Signs of exhaustion in equity markets

Despite some upbeat corporate earnings, the fourth attempt to vault the 6660 metric on the UK benchmark index has once again amounted to nothing. The unconfirmed rumours of a German debt downgrade have also contrived to apply brakes to the upward trajectory.

European markets

Assurances from the China premier yesterday with respect to Chinese growth prospects was something of a panacea to the disappointing HSBC manufacturing PMI, which fell from 48.2 to 47.7 in July. Investors shrugged it off, choosing to focus on the more positive macro and corporate releases of the day.
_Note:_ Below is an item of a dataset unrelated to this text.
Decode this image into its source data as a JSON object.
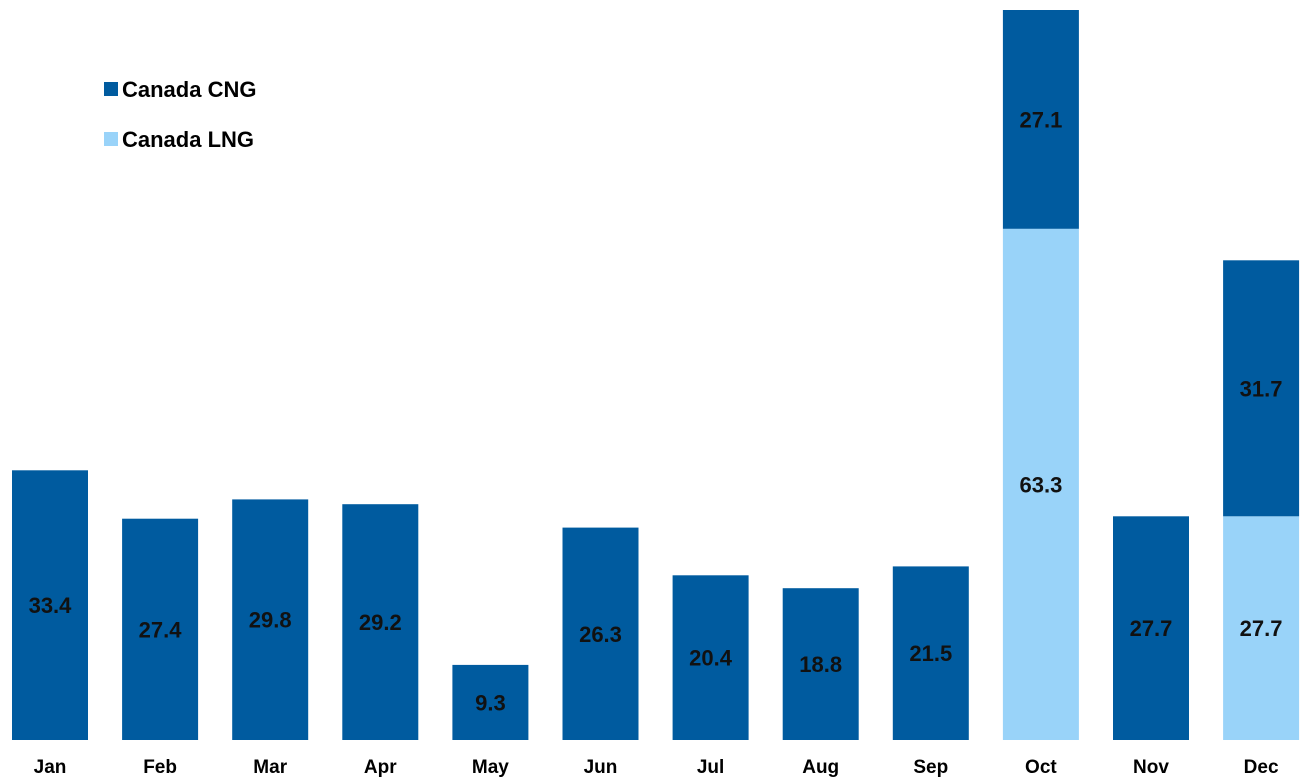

Year-to-date easyJet has gained 91.5%, and today’s earnings release supports the huge buying interest in the airline company. Boosted by capacity increase and increased seat-revenue growth, the company saw third-quarter revenue rise 10.5% to £1.14bn. Some profit-taking saw the share price pare back some intraday gains, but still managed to close up 4%.

Arm Holdings took a leaf from Apple’s book in delivering better sales and profits than forecast. Despite several broker upgrades, the stock failed to make much headway and closed down over 1%.
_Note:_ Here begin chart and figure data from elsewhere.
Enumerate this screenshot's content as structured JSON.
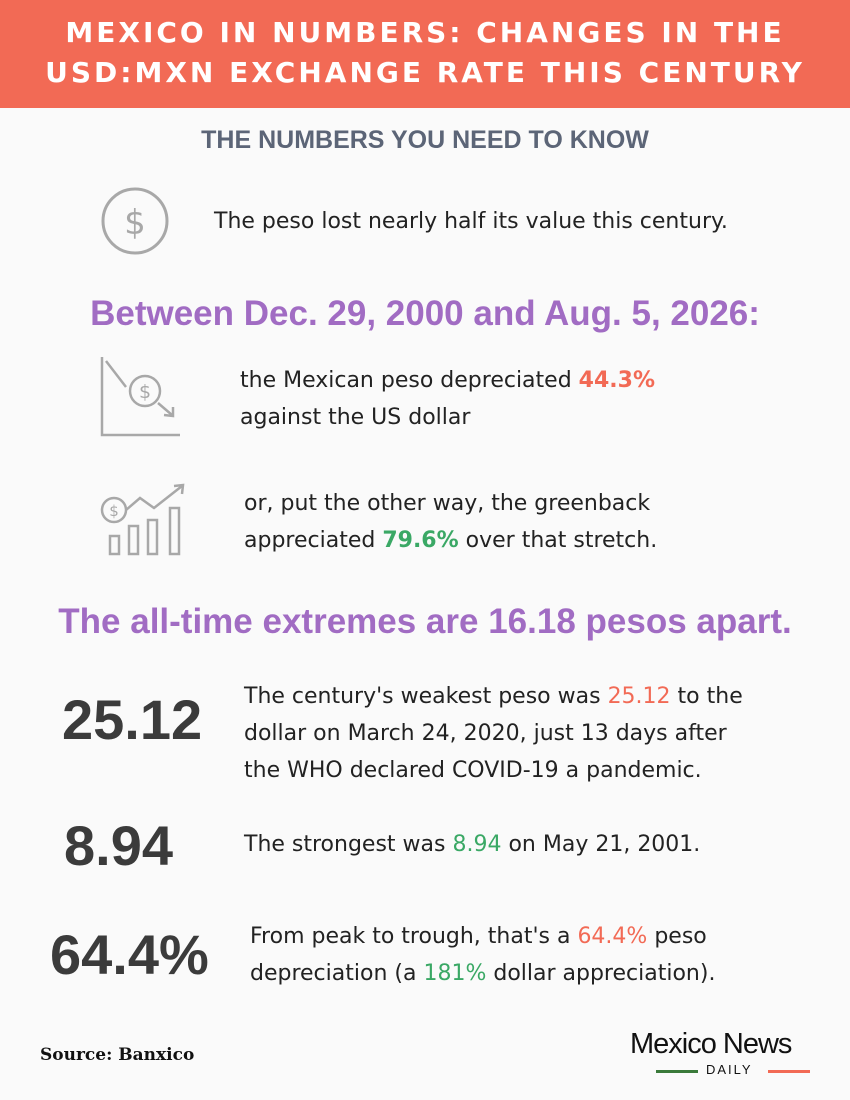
{
  "header": {
    "line1": "MEXICO IN NUMBERS: CHANGES IN THE",
    "line2": "USD:MXN EXCHANGE RATE THIS CENTURY"
  },
  "subhead": "THE NUMBERS YOU NEED TO KNOW",
  "fact1": {
    "icon": "dollar-circle-icon",
    "text": "The peso lost nearly half its value this century."
  },
  "range_heading": "Between Dec. 29, 2000 and Aug. 5, 2026:",
  "fact2": {
    "icon": "declining-dollar-chart-icon",
    "pre": "the Mexican peso depreciated ",
    "value": "44.3%",
    "post": "against the US dollar"
  },
  "fact3": {
    "icon": "rising-dollar-bar-chart-icon",
    "pre": "or, put the other way, the greenback",
    "pre2": "appreciated ",
    "value": "79.6%",
    "post": " over that stretch."
  },
  "extremes_heading": "The all-time extremes are 16.18 pesos apart.",
  "stat1": {
    "big": "25.12",
    "l1a": "The century's weakest peso was ",
    "l1v": "25.12",
    "l1b": " to the",
    "l2": "dollar on March 24, 2020, just 13 days after",
    "l3": "the WHO declared COVID-19 a pandemic."
  },
  "stat2": {
    "big": "8.94",
    "a": "The strongest was ",
    "v": "8.94",
    "b": " on May 21, 2001."
  },
  "stat3": {
    "big": "64.4%",
    "l1a": "From peak to trough, that's a ",
    "l1v": "64.4%",
    "l1b": " peso",
    "l2a": "depreciation (a ",
    "l2v": "181%",
    "l2b": " dollar appreciation)."
  },
  "source": "Source: Banxico",
  "logo": {
    "name": "Mexico News",
    "sub": "DAILY"
  },
  "colors": {
    "header": "#f26a55",
    "purple": "#a16cc3",
    "red": "#f26a55",
    "green": "#3aa865"
  }
}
The prize for greatest improvement went to the eurozone today, as both manufacturing and services output shredded expectations coming in at 50.4, ahead of the 49.1 consensus. This will be likely to lend a positive slant to the quarterly GDP figures and provide some relief for the policymakers.

US markets

Record intraday highs were once again recorded in the key US indices, with the S&P 500 coming within touching distance of the 1700 level and the Dow Jones braving the 15,600 level for the first time ever. For the most part, investors have seemed happy to accept any beat on what are tempered expectations in the corporate earnings suite.
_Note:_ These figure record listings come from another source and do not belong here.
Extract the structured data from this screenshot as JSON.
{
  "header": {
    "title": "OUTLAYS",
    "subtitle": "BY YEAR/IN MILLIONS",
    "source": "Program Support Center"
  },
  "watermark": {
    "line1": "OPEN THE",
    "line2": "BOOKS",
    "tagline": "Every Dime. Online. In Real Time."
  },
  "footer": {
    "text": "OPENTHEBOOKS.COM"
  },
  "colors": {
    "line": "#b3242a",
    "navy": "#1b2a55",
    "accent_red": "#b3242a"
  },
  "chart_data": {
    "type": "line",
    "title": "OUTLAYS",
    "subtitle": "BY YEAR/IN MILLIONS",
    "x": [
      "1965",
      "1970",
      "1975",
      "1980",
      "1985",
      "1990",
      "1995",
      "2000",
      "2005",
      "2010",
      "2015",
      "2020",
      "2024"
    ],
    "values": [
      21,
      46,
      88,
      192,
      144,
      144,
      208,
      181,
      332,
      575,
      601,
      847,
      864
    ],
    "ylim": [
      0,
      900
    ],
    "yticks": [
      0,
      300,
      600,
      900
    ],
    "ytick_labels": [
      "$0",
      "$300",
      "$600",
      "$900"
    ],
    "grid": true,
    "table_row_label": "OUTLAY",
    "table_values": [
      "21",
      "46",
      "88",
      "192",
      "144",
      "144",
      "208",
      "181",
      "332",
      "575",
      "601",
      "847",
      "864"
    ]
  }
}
Again, it’s the bellwether stocks that are failing to impress the markets, with Caterpillar posting both earnings and sales below forecasts as well as providing a fairly downbeat assessment for the year. Following the announcement of a 43% decline in net income, the mining equipment-maker cut its full-year profit forecast for the second time this year. 

A higher-than-expected jump in new home sales for the US – the biggest surge in five years – was greeted initially with euphoria, with sales of 497,000 recorded in June against the expectation of 484,000. Greater examination showed that May’s data was revised downwards from 476,000 to 459,000, and thus neutralised the bonhomie.

Social media giant Facebook will report after the bell. The stock price has had difficulty gaining any traction at or through the $27 per share mark since mid-May. Expectations for earnings are possibly on the optimistic side, with revenue expected to grow some 37%. Mobile revenue will be of key interest to market participants, with the consensus view that 33% of the company’s total ad revenue will derive from this area.

The Dow is ticking lower by 20 points on the day, currently at 15,547.


The euro established a new four-week high against the dollar on improved trader sentiment, after the better-than-expected eurozone PMI numbers. The data certainly indicates that the economy may be turning a corner, yet, coming off such a low base, perhaps the celebration is de trop. Given how pivotal exports are to the general recovery, the strong euro does not necessarily invite growth sustainability.


The price of gold is off 1.4% as traders lock in their profits from the recent rally. The metal has made advances in the past four trading sessions and remains supported by the $1325/oz level.